Die Kriebitzscher Agrargenossenschaft eG im Altenburger Land zählt zu den Betrieben, die in den vergangenen Wochen Nitratmessstellen in ihrer Flur als überprüfungsbedürftig gemeldet haben. Insgesamt hegen Landwirte im Land an über 200 der für die Ausweisung der künftigen roten Gebiete genutzten Nitrat-Messstellen Zweifel.
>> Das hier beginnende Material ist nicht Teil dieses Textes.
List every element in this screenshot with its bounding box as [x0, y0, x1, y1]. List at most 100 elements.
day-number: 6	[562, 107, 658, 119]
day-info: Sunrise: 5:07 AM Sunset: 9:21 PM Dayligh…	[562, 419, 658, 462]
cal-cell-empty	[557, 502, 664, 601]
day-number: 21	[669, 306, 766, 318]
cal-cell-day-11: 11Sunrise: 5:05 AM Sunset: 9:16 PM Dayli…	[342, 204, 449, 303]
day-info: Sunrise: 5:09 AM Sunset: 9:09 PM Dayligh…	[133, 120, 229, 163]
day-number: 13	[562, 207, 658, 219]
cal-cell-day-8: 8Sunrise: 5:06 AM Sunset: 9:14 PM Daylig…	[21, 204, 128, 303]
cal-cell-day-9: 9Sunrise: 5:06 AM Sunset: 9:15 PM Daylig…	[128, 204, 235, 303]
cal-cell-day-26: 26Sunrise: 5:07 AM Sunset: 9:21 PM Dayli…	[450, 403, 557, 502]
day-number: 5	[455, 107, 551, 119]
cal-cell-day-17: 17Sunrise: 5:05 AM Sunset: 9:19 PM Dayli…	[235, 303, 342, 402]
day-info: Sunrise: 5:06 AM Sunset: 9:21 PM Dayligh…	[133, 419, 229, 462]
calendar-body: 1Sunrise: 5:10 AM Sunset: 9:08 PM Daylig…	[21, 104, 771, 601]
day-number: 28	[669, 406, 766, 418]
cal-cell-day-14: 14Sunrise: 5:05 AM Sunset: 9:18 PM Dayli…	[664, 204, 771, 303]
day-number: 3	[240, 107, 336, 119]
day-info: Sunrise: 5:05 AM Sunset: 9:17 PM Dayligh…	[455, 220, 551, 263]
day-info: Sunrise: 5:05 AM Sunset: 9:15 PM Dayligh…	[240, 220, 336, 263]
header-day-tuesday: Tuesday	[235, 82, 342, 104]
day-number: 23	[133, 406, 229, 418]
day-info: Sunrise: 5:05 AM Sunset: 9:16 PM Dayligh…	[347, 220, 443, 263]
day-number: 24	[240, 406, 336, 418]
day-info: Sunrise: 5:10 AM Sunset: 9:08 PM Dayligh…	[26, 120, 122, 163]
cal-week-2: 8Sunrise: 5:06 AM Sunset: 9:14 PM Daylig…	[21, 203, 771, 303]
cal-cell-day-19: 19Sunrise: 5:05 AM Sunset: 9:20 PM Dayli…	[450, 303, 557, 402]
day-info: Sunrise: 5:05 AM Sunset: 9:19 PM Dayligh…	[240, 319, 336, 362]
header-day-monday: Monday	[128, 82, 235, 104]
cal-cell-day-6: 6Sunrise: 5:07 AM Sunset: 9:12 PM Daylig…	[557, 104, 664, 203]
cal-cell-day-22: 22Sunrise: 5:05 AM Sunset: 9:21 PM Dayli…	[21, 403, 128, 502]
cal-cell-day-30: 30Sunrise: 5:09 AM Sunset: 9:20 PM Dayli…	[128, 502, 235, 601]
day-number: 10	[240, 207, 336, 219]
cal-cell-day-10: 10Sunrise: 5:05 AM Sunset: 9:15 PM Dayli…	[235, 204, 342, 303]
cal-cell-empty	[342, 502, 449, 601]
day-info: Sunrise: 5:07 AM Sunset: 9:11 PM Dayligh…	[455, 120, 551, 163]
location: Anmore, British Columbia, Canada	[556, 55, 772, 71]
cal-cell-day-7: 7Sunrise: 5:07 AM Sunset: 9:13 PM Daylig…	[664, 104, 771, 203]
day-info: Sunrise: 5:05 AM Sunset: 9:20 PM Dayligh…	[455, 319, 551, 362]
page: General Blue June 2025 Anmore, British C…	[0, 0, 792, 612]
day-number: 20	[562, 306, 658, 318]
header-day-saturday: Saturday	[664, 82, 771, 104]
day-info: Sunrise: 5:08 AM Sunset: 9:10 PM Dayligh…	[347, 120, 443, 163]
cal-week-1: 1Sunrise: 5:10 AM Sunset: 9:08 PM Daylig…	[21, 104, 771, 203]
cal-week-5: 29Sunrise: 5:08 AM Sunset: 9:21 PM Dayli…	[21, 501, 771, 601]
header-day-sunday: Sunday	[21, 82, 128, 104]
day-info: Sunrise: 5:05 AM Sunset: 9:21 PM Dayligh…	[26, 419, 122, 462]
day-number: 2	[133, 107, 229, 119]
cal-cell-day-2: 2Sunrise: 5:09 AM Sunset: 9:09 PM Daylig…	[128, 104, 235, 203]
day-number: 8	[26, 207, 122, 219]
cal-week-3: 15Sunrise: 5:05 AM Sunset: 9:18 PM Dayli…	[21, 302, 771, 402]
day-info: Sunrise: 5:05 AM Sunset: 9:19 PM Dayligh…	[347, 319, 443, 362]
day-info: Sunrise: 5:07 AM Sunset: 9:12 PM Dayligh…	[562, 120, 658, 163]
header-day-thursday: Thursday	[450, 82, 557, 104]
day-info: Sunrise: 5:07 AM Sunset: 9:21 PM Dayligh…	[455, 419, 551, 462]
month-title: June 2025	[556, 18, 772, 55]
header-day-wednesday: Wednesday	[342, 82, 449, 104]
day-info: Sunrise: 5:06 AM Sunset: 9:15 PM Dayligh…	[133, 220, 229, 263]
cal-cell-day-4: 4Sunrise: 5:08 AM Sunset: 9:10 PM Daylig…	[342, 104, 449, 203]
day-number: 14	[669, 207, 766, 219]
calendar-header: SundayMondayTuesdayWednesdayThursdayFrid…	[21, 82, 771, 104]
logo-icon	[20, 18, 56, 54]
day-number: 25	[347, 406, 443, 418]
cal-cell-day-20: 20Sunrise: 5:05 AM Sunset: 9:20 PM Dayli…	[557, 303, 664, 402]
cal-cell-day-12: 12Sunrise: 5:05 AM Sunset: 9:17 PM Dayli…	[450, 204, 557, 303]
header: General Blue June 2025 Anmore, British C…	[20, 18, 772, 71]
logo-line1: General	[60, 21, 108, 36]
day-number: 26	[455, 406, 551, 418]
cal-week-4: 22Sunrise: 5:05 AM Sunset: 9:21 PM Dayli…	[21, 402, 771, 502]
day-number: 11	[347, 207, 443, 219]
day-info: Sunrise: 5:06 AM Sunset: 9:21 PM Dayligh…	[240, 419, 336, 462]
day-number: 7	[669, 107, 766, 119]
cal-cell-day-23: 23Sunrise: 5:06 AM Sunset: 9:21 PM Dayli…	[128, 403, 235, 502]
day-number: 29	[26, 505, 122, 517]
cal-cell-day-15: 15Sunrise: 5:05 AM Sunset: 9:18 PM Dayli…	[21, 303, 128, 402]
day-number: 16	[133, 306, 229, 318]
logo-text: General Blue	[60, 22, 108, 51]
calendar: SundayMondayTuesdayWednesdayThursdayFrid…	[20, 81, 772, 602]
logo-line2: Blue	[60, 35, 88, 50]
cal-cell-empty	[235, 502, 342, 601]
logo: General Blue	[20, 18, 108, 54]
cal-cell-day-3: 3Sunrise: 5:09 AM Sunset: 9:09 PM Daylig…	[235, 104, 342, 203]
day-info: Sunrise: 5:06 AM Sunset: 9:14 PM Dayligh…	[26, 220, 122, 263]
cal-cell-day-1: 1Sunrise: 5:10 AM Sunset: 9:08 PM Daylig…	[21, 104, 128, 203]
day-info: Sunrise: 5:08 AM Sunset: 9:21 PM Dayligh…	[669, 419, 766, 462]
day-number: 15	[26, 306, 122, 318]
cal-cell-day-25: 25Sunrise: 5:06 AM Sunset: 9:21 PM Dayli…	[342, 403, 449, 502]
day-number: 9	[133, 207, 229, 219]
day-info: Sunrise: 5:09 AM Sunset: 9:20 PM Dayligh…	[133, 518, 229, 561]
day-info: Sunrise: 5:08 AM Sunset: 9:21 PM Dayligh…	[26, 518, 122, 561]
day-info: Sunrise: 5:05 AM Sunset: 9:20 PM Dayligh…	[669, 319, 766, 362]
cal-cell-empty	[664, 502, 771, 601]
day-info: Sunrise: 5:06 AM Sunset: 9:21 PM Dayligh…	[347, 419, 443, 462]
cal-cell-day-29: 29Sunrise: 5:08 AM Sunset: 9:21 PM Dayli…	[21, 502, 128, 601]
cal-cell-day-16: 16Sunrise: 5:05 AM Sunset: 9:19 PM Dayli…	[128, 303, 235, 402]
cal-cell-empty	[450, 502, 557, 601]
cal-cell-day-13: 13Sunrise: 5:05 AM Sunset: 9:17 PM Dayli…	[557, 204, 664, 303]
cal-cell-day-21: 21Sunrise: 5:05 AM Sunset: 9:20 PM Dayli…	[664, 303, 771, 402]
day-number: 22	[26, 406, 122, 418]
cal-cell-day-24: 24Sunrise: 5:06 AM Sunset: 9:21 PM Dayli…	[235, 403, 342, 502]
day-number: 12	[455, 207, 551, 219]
In der noch bis Ende des Jahres gültigen Kulisse liegen die 1.800 ha der Kriebitzscher nicht im Nitratüberschussgebiet. In der aktuellen Arbeitskarte des Landesumweltamtes jedoch tauchen auch sie auf. Pflanzenbauvorstand Denis Fischer kann dies nicht verstehen. Die N-Salden tendieren gegen null, was eher die Verpächter als die Wasserleute auf den Plan rufen sollte.

Gerade einmal 0,3 Großvieheinheiten

Von den 6.000 Mastplätzen sind nur 4.500 belegt, weil man den Schweinen mehr Platz bietet. Bei rund 0,3 GV/ha bekomme er von seiner Tierhaltungs-Vorstandskollegin Kerstin Fröhlich eigentlich zu wenig organischen Dünger.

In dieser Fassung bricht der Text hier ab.